Are you assuming that things will go along pretty much okay? Most people do, and they're usually right. Even when they're wrong, it tends to be okay, because the typical household's finances can absorb the occasional small blow. But sometimes the blows are medium-sized or large. What do you do then?
I've written before about handling the large financial blows. (In particular, I've written about losing a job and about moving your household finances to an emergency footing.) Dealing with the medium-sized blows is easier, but at least as important. After all, they're more common.
Sometimes the blow falls on the income side: Wages or salary cut, hours cut, an expected raise or bonus deferred or canceled, falling interest rates or dividends (a big deal for those living on capital). Other times on the spending side: Unexpected expenses, rising prices. So, how do you handle problems of this sort?
Well, the short answer is that you handle them in the obvious way. In the very short term you dip into your emergency fund, cut back on savings (or cut back to the minimum on repaying debt), or even borrow money. Then, in the medium term, you hustle to boost your income and take steps to cut your spending until things are back in balance (and you can replenish your emergency fund and resume normal saving or accelerated debt payments).
The longer answer, though, is that it's worth having a plan — because taking one of these medium-sized blows to your home economy can prompt you to make unwise decisions when you try to play it by ear.
We just had a good post on making an emergency plan for how to hold your emergency fund, how to access it in the case of an emergency, and what steps to take if the emergency outstrips your funds. The distinction here is that not all contingencies are emergencies. In fact, the whole point of a contingency plan is to keep contingencies from becoming emergencies. That's why it's worth going to the trouble of making a plan now, rather than waiting until it's an emergency.
Make your plan
Everybody's budget is a compromise between the cheapest way you could meet your actual needs and the most luxurious way you could satisfy your slightest whim. But there are many, many decisions embedded in that compromise. A contingency plan makes those decisions explicit, so that you know which dollars are going to the least important wants. Then you know where to cut when you get hit with falling incomes or rising costs.
As a bonus, actually making a plan informs your long-term commitments. Imagine that before you took out a car loan or signed a lease, you rejigged your contingency plan to allow for the new fixed expense. Seeing exactly which expenses might have to be cut if your finances took a hit might make you reconsider.
Strategies for implementation
Things change, so you don't want to just blindly follow a contingency plan that you made months or years ago.
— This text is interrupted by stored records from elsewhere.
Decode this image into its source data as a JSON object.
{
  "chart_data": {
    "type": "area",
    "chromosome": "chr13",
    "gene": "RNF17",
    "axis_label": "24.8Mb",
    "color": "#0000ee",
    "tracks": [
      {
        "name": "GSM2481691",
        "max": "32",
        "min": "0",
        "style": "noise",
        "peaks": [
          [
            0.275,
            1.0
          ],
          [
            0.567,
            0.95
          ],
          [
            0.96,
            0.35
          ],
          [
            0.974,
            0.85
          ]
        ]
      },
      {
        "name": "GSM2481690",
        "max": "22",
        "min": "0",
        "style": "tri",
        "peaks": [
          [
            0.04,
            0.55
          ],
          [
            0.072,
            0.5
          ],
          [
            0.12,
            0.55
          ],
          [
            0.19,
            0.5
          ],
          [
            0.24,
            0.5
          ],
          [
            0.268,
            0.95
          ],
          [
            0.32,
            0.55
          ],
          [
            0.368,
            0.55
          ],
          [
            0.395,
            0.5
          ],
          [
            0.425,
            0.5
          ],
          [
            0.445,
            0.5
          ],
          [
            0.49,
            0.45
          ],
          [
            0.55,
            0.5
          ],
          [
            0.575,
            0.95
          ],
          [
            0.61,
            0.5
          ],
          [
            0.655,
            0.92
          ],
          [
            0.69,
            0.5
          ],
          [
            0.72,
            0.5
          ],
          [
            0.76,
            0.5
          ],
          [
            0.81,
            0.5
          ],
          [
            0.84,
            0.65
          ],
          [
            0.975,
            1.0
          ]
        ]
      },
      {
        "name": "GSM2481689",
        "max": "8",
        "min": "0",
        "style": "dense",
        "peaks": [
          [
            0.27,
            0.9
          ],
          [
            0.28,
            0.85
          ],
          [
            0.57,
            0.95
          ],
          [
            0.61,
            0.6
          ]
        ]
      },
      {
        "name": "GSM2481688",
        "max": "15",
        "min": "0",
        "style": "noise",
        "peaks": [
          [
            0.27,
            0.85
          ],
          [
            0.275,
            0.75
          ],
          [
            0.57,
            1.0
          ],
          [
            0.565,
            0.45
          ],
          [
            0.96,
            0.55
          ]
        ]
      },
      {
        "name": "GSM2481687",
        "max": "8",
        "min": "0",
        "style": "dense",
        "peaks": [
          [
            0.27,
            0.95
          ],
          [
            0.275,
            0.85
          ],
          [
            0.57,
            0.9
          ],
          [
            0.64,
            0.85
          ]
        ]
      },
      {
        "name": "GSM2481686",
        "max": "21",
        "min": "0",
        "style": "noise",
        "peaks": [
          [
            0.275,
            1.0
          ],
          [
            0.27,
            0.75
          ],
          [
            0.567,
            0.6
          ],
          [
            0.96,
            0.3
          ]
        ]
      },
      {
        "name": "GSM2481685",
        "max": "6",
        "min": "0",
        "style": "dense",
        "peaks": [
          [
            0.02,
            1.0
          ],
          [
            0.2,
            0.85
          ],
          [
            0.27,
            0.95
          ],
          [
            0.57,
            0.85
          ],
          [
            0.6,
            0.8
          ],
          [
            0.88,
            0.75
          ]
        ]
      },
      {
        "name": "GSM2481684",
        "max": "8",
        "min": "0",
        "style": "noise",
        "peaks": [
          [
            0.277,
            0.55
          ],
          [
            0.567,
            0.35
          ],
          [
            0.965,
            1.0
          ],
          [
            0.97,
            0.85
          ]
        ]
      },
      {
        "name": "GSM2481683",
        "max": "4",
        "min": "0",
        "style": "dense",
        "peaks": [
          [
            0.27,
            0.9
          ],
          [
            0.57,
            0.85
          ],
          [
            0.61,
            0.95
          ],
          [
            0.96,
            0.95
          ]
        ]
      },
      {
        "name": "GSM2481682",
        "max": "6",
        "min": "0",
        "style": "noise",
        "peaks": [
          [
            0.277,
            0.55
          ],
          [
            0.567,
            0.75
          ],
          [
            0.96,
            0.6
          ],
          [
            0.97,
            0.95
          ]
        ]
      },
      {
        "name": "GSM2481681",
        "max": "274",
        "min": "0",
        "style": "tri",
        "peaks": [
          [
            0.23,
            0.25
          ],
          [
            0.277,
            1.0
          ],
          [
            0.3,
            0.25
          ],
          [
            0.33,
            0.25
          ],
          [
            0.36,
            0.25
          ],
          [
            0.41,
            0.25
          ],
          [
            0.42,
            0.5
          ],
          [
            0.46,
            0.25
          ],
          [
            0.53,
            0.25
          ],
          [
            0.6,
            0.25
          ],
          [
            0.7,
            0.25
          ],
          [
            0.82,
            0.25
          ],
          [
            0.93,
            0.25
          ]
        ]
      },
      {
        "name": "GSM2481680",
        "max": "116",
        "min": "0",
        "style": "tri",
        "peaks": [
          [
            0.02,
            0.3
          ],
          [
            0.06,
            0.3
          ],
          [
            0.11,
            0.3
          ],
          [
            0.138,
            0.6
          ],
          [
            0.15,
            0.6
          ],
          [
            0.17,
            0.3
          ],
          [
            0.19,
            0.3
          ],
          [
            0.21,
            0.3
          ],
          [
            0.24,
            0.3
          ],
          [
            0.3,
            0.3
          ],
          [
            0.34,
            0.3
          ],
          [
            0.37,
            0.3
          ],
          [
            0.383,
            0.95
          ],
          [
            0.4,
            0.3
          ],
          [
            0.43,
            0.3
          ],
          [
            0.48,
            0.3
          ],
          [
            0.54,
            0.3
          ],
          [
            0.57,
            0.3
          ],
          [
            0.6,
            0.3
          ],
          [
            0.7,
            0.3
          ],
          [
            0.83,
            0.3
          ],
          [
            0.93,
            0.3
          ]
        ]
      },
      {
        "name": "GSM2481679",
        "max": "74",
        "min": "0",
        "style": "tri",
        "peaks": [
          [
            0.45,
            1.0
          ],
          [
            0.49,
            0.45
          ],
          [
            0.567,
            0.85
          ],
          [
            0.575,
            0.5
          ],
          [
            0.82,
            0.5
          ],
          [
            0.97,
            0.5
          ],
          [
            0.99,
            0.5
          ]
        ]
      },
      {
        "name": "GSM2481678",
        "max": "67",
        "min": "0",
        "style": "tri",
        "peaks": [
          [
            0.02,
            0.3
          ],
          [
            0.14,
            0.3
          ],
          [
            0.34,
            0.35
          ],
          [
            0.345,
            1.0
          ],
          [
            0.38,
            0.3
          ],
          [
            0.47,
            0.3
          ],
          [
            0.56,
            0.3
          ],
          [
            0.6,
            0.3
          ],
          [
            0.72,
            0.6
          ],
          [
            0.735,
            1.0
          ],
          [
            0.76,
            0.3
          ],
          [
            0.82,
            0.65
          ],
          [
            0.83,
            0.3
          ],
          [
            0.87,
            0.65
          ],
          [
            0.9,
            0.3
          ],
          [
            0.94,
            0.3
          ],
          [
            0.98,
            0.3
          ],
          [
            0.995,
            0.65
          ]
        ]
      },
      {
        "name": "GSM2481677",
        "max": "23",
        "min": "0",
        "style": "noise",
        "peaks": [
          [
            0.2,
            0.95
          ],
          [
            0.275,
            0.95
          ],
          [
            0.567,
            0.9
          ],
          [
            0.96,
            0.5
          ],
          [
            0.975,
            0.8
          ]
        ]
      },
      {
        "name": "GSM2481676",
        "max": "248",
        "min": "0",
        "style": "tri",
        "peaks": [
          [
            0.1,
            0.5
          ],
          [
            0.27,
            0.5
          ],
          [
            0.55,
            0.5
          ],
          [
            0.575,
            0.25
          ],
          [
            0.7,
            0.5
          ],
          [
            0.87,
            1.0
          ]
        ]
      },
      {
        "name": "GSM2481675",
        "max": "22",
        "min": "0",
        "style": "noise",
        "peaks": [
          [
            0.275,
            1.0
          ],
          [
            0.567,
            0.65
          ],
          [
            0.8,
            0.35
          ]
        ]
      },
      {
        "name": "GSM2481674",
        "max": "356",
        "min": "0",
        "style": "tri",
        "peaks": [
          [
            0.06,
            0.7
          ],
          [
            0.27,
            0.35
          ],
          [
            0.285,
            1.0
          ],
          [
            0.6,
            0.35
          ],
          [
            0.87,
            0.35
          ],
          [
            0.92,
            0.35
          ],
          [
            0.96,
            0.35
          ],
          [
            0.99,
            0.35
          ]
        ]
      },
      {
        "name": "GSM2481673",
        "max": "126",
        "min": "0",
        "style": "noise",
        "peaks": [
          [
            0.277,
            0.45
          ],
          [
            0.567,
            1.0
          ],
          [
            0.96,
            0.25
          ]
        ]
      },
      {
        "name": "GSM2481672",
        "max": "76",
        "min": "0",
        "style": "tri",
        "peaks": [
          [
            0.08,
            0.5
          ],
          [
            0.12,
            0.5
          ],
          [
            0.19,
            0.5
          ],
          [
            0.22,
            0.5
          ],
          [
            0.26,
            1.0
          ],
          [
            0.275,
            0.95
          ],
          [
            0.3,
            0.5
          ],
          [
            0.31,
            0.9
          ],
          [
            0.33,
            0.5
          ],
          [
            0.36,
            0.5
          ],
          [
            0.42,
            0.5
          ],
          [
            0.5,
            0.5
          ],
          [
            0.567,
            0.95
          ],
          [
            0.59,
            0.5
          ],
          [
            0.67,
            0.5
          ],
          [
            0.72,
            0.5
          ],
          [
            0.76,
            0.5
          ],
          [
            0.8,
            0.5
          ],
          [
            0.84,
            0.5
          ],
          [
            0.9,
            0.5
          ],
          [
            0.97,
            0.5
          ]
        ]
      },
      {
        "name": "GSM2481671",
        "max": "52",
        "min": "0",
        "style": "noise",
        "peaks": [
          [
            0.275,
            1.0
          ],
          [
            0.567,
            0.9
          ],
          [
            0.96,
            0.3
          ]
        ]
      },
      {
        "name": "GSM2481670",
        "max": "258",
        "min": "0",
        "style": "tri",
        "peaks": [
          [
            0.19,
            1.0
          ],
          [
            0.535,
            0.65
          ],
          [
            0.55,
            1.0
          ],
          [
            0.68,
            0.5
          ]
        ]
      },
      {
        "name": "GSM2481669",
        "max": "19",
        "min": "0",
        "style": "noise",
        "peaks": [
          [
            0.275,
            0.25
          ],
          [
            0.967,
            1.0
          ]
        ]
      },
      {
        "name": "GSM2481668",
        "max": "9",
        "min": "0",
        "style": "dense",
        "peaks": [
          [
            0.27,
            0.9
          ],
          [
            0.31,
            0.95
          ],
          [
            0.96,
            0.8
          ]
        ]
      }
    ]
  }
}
Especially in the case where rising costs for specific categories are the problem, one thing to do early is to look at cutting those very costs. If the problem is rising food prices, take a fresh look at what you're buying at the grocery store — it's rare for all prices to go up the same. If the problem is rising fuel prices, take a fresh look at thermostat settings, at combining trips, carpooling, mass transit, etc.
Of course, at some level you ought to be doing this all the time. But once you've done it once (taken a serious look at where your spending is going and compared it to where you get the most satisfaction), the payoff to doing it again is going to be smaller. But when things are changing — especially when things you buy are rising in price faster than things you don't buy — it's worth doing again.
Probably the most common element of a contingency plan is simply deferring expenses. In many cases you can (temporarily) make do with what you've got, freeing up the portion of your budget that would have handled upgrades to cover contingencies.
Thinking about these things in advance makes it a lot easier to adjust smoothly to the little financial glitches that we all face.